The enforcement mechanism depends on many moving parts, so I suggest checking all of them.
- The OOM killer must be enabled on the host Linux kernel.
- cgroupfs must be mounted on the host (typically at
/sys/fs/cgroup
). - Note that cgroupfs comes into two versions (v1 and v2) which changes things quite a bit.
- Make sure
runsc
's--ignore-cgroups
flag is not specified. - If you use
runsc
's--systemd-cgroup
, make sure you have systemd >= v244. - The
Linux.CgroupsPath
may need to be set properly in the OCI spec. It is probably incorrect (but need debug logs to check) - The gVisor shim can set the
dev.gvisor.spec.cgroup-parent
annotation to set the cgroups path as well (this would show up in debug logs).

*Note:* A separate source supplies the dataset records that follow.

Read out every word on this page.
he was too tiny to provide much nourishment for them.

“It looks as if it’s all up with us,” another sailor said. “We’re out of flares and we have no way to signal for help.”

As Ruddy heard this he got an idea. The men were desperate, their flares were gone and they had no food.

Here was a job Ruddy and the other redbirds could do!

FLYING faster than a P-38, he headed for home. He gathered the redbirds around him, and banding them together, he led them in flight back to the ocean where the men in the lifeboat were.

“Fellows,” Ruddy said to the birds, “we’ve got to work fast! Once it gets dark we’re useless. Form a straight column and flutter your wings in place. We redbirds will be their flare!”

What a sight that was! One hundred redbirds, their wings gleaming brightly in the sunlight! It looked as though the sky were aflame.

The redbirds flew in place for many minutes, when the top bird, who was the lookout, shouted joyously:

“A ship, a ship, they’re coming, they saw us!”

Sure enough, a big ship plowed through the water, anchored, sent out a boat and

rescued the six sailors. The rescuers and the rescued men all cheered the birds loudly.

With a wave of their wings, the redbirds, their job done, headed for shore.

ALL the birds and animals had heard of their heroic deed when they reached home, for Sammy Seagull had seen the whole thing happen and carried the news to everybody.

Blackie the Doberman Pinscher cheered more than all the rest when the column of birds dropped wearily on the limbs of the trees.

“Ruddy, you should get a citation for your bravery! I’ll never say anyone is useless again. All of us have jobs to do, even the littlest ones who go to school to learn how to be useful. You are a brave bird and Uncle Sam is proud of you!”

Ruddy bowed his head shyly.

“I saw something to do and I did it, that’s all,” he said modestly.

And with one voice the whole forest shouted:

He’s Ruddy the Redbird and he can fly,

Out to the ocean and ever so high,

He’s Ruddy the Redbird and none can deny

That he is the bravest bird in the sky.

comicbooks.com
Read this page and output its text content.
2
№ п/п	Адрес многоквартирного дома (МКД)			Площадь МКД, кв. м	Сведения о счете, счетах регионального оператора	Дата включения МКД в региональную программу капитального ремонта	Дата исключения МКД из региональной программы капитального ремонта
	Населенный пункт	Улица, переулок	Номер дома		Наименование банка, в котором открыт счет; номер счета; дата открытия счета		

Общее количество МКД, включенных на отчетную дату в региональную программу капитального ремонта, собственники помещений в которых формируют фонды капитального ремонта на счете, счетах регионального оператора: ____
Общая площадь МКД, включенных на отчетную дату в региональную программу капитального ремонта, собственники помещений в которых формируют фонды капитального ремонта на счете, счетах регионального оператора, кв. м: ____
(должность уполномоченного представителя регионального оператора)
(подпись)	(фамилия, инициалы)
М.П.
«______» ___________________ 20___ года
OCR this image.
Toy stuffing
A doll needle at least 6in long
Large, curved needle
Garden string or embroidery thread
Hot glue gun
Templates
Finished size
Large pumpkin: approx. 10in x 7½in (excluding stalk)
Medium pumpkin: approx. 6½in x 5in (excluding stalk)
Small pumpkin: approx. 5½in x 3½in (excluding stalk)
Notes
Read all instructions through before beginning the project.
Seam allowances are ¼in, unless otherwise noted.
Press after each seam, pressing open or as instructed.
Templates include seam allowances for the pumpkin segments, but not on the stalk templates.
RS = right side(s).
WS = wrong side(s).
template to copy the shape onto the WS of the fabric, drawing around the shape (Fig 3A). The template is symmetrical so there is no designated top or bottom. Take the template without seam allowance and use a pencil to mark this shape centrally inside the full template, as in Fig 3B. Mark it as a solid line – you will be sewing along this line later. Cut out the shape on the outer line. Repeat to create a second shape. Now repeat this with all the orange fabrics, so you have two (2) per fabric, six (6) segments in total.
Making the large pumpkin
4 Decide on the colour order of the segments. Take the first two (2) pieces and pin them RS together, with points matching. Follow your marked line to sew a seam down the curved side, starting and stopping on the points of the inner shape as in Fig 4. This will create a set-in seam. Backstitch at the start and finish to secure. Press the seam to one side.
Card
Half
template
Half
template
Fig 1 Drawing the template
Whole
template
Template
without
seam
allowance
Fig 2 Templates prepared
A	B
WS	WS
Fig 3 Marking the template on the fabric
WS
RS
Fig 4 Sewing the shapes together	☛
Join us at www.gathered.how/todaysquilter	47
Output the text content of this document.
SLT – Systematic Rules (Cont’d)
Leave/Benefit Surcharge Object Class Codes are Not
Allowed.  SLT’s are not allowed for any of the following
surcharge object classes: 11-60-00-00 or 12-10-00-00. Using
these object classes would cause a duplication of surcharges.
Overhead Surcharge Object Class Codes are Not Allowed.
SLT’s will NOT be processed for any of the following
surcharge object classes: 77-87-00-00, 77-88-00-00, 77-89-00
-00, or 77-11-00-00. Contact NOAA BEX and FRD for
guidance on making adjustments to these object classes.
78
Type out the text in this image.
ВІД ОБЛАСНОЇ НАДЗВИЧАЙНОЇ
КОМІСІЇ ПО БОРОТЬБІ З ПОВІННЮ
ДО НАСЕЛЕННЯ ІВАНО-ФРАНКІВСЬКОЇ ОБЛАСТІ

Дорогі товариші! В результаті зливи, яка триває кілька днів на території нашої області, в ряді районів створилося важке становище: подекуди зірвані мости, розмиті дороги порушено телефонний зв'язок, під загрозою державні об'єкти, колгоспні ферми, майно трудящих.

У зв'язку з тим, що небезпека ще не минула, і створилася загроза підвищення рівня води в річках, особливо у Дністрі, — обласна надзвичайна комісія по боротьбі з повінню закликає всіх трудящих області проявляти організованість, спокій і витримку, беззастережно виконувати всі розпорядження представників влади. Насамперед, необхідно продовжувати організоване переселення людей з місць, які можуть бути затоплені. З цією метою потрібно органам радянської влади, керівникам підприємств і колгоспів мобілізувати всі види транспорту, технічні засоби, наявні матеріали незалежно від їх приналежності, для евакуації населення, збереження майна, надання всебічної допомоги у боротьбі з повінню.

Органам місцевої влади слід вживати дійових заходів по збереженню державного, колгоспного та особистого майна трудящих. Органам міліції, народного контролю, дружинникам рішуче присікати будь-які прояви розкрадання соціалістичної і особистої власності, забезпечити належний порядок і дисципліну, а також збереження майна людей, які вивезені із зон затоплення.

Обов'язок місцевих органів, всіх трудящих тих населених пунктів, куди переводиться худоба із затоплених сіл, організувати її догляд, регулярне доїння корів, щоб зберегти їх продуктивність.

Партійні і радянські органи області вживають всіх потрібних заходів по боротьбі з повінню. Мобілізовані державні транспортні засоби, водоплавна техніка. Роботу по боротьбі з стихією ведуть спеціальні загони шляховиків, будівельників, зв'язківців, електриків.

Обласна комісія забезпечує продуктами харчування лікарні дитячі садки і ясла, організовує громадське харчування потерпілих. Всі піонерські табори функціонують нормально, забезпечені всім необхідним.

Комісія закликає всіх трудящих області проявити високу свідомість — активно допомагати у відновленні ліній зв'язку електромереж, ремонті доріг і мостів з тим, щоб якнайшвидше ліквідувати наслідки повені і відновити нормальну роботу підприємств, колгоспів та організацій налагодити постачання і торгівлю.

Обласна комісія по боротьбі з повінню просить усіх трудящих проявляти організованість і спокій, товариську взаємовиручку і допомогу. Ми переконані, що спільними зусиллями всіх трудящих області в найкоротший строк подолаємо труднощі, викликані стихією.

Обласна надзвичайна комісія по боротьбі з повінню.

If all of this is in place, please provide runsc debug logs, details on how you installed gVisor within the Kubernetes cluster (runsc
flags etc.), systemd version (systemd --version
), cgroup version (output of cat /proc/mounts
), which cgroup controllers are enabled (cat /sys/fs/cgroup/cgroup.controllers
).
Also please check #10371 which was filed recently after this issue and looks quite similar.
@EtiennePerot Thanks for replying! We have found the problem thanks to @charlie0129.
It ends up with that we didn't configure gvisor to use systemd-cgroup which is our cgroup manager in the cluster. After add systemd-cgroup
and upgrade the gvisor to the latest version, the OOM pod is properly killed by Linux. If I understand it correctly the default option is to use cgroupfs which is not the mainstream. Would it be better to move to systemd-cgroup as a defualt?
But I don't seem to find any related document/FAQs about cgroup manager. Forgive me if I miss it. And if there is truly not any of them. It would be kind to mention it somewhere in document.
Would it be better to move to systemd-cgroup as a default?
See discussion on https://github.com/google/gvisor/issues/10371 on this. Apparently runc
's default behavior is also systemd-group=false
, and runsc
needs to match runc
behavior in order to remain a drop-in replacement for it. But +1 on the need for documentation.